A robust data platform isn’t typically the top priority for a scrappy startup. And for good reason! Folks are focused on making sure the product works, and duct taping features onto it to please early customers. As long as the team has whatever data they need, who cares how it got into the system.
Inevitably, if the company is successful, the weight of messy data gets unbearable. Endless support and operational tickets start pouring in causing burnout and eating everyone’s time. It’s a brutal cycle of not having enough time to improve the data platform because so much bandwidth is going towards fixing bad data.
It’s a great feeling to be there when the company decides to really invest in cleaning up its data processes, at least until the dread slowly consumes you. Where do you start? It’s a fucking dumpster fire.
Understand the content of what’s being ingested
Getting a lay of the land is a good first step. Document what incoming data looks like. It can be tempting to pull up a Google sheet, write the columns and a short description and call it good. However, a strictly defined schema can save a ton of time down the road. Creating a JSON schema, a Protobuf definition, or some other schema that explicitly spells out what the expected type of each column is, the expected range of values, whether it’s nullable or not, and any primary or foreign keys is well worth the time. Other teams should be involved as well. A product manager or a customer success manager might have a much better understanding of what some specific column means to the business or the customer than an engineer. Engineers should not be guessing at what business relevant data means - I promise it’ll cost way more time medium term than it saves short term.
These schemas should be checked in to a version control system, and changes should need to be reviewed by the relevant stakeholders (if that’s even a choice – we don’t always have control over what our data sources look like). In Database Design for Mere Mortals, Michael Hernandez emphasizes what he calls the “interview process,” which is really just gathering feedback from non-technical stakeholders:
You will inevitably miss some piece of important information when you neglect or omit any of the interviews, and this could adversely affect the final structure of your database.

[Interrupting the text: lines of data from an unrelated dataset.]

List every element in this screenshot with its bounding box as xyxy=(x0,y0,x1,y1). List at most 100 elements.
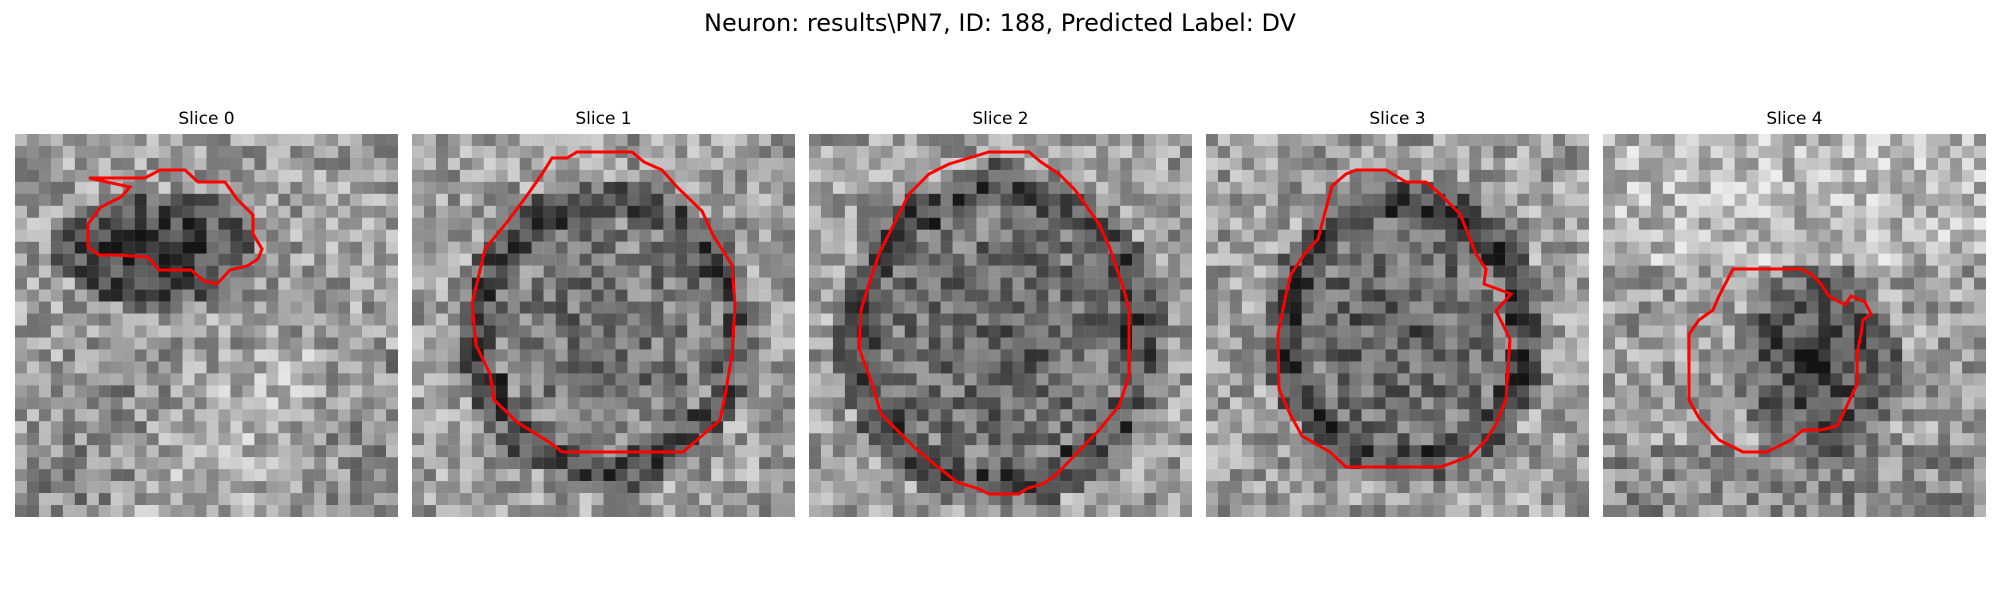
pixel-tile xyxy=(1397,397,1410,410)
pixel-tile xyxy=(1686,241,1699,254)
pixel-tile xyxy=(314,505,327,517)
pixel-tile xyxy=(194,289,207,302)
pixel-tile xyxy=(338,493,351,506)
pixel-tile xyxy=(1614,277,1628,290)
pixel-tile xyxy=(1650,241,1663,254)
pixel-tile xyxy=(759,205,772,218)
pixel-tile xyxy=(1301,277,1314,290)
pixel-tile xyxy=(1144,145,1157,159)
pixel-tile xyxy=(1325,217,1338,230)
pixel-tile xyxy=(1084,457,1097,470)
pixel-tile xyxy=(447,193,461,206)
pixel-tile xyxy=(447,301,461,314)
pixel-tile xyxy=(122,193,135,206)
pixel-tile xyxy=(820,289,834,302)
pixel-tile xyxy=(844,349,858,362)
pixel-tile xyxy=(1132,349,1145,362)
pixel-tile xyxy=(1938,409,1951,422)
pixel-tile xyxy=(110,397,123,410)
pixel-tile xyxy=(1132,493,1145,506)
pixel-tile xyxy=(615,277,628,290)
pixel-tile xyxy=(904,469,917,482)
pixel-tile xyxy=(1325,253,1338,266)
pixel-tile xyxy=(1890,145,1903,159)
pixel-tile xyxy=(1048,325,1061,338)
pixel-tile xyxy=(412,493,425,506)
pixel-tile xyxy=(266,397,279,410)
pixel-tile xyxy=(278,469,291,482)
pixel-tile xyxy=(1686,301,1699,314)
pixel-tile xyxy=(1421,385,1434,398)
pixel-tile xyxy=(326,205,339,218)
pixel-tile xyxy=(386,289,398,302)
pixel-tile xyxy=(386,205,398,218)
pixel-tile xyxy=(759,289,772,302)
pixel-tile xyxy=(1144,385,1157,398)
pixel-tile xyxy=(1108,505,1121,517)
pixel-tile xyxy=(1603,229,1616,242)
pixel-tile xyxy=(1553,289,1566,302)
pixel-tile xyxy=(62,349,75,362)
pixel-tile xyxy=(1445,289,1458,302)
pixel-tile xyxy=(1024,505,1037,517)
pixel-tile xyxy=(86,313,99,326)
pixel-tile xyxy=(820,313,834,326)
pixel-tile xyxy=(471,373,484,386)
pixel-tile xyxy=(880,493,893,506)
pixel-tile xyxy=(1180,193,1192,206)
pixel-tile xyxy=(1782,193,1795,206)
pixel-tile xyxy=(928,361,941,374)
pixel-tile xyxy=(627,373,640,386)
pixel-tile xyxy=(940,134,953,147)
pixel-tile xyxy=(86,265,99,278)
pixel-tile xyxy=(26,385,40,398)
slice-panel-2: Slice 2 xyxy=(809,108,1192,520)
pixel-tile xyxy=(1096,169,1109,183)
pixel-tile xyxy=(374,457,387,470)
pixel-tile xyxy=(964,241,977,254)
pixel-tile xyxy=(110,301,123,314)
pixel-tile xyxy=(1012,469,1025,482)
pixel-tile xyxy=(1517,421,1530,434)
pixel-tile xyxy=(15,193,28,206)
pixel-tile xyxy=(362,301,375,314)
pixel-tile xyxy=(1722,134,1735,147)
pixel-tile xyxy=(699,169,712,183)
pixel-tile xyxy=(928,313,941,326)
pixel-tile xyxy=(1277,373,1290,386)
pixel-tile xyxy=(495,205,508,218)
pixel-tile xyxy=(1024,397,1037,410)
pixel-tile xyxy=(531,361,544,374)
pixel-tile xyxy=(531,493,544,506)
pixel-tile xyxy=(639,385,652,398)
pixel-tile xyxy=(820,349,834,362)
pixel-tile xyxy=(50,217,64,230)
pixel-tile xyxy=(543,469,556,482)
pixel-tile xyxy=(1301,325,1314,338)
pixel-tile xyxy=(1565,205,1578,218)
pixel-tile xyxy=(543,397,556,410)
pixel-tile xyxy=(747,409,760,422)
pixel-tile xyxy=(1180,134,1192,147)
pixel-tile xyxy=(1000,277,1013,290)
pixel-tile xyxy=(350,169,363,183)
pixel-tile xyxy=(1373,289,1386,302)
pixel-tile xyxy=(350,493,363,506)
pixel-tile xyxy=(1096,157,1109,171)
pixel-tile xyxy=(338,289,351,302)
pixel-tile xyxy=(771,421,784,434)
pixel-tile xyxy=(1144,361,1157,374)
pixel-tile xyxy=(928,217,941,230)
pixel-tile xyxy=(1638,241,1652,254)
pixel-tile xyxy=(110,229,123,242)
pixel-tile xyxy=(1758,241,1771,254)
pixel-tile xyxy=(362,145,375,159)
pixel-tile xyxy=(338,157,351,171)
pixel-tile xyxy=(74,349,87,362)
pixel-tile xyxy=(1397,373,1410,386)
pixel-tile xyxy=(1409,134,1422,147)
pixel-tile xyxy=(435,457,449,470)
pixel-tile xyxy=(783,145,795,159)
pixel-tile xyxy=(134,217,147,230)
pixel-tile xyxy=(567,134,580,147)
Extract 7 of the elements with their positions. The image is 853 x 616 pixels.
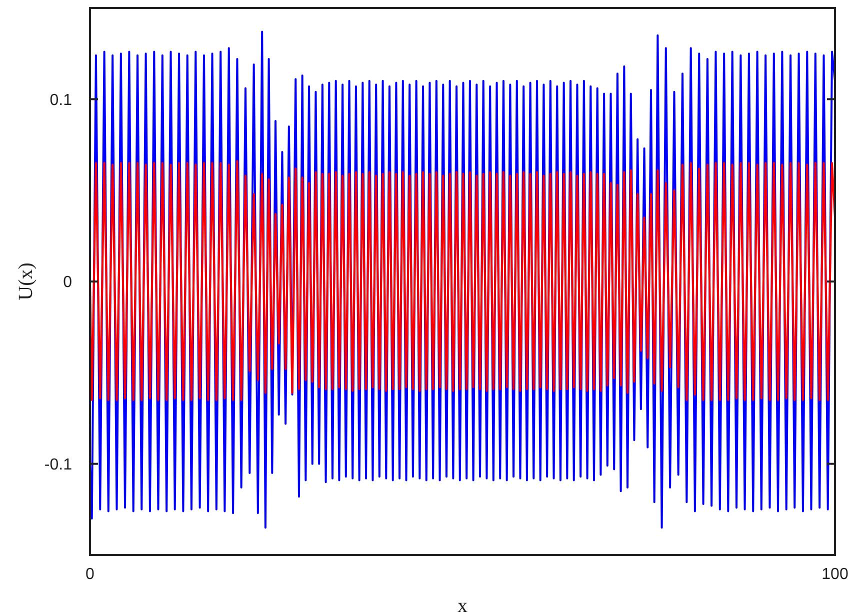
y-tick-label: -0.1: [44, 456, 72, 474]
x-tick-label: 100: [822, 566, 848, 583]
x-axis-title: x: [458, 595, 468, 616]
y-axis-title: U(x): [15, 262, 37, 300]
y-tick-label: 0: [63, 274, 72, 292]
line-series: [90, 160, 835, 402]
y-tick-label: 0.1: [50, 92, 72, 109]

Understand the structure of what’s being ingested
Once we have the content down, we need to start looking at the structure. Barr Moses laid out the idea of “Data Observability” perfectly. We need to know the freshness, distribution, volume, schema, and lineage of our data ingests.
In the context of data ingest, freshness is only significant compared to what we expect the freshness to be. It’s not uncommon to have some data feed that’s delivered weekly or monthly. But knowing the expected cadence is essential so alarms can be raised internally instead of getting frantic support tickets.
Distribution refers to the distribution of values, which I mentioned should ideally be captured in a schema. This isn’t always easy or even practical, It’s a very fine line to walk between validating incoming data and creating alert fatigue from too many false alarms. But, imagine your incoming data was all shifted one column over from what you expect – some basic validation on distribution could catch that before it pollutes a database downstream. Another example where this could be helpful is an account number that should always be a certain length, or should always have some number of leading 0s. Getting business stakeholders involved here would be an excellent idea, as it’s not always obvious to an engineer if some value is acceptable.
Volume refers to how many rows are in a typical ingest. Depending on the system and the data, it may also be helpful to measure how many rows downstream are created, updated, and deleted by some given ingest. Outliers should raise alarms internally.
I already covered schema above, and lineage isn’t always relevant on the ingest side, although it becomes very relevant after ingest when we start transforming data.
Now, start building a platform
You may have noticed, not much code is being written at any point during this whole process. That can be frustrating, but the alternative is ingests that aren’t properly validated, and yet more time spent chasing down bad data for support tickets. It’s worth the effort.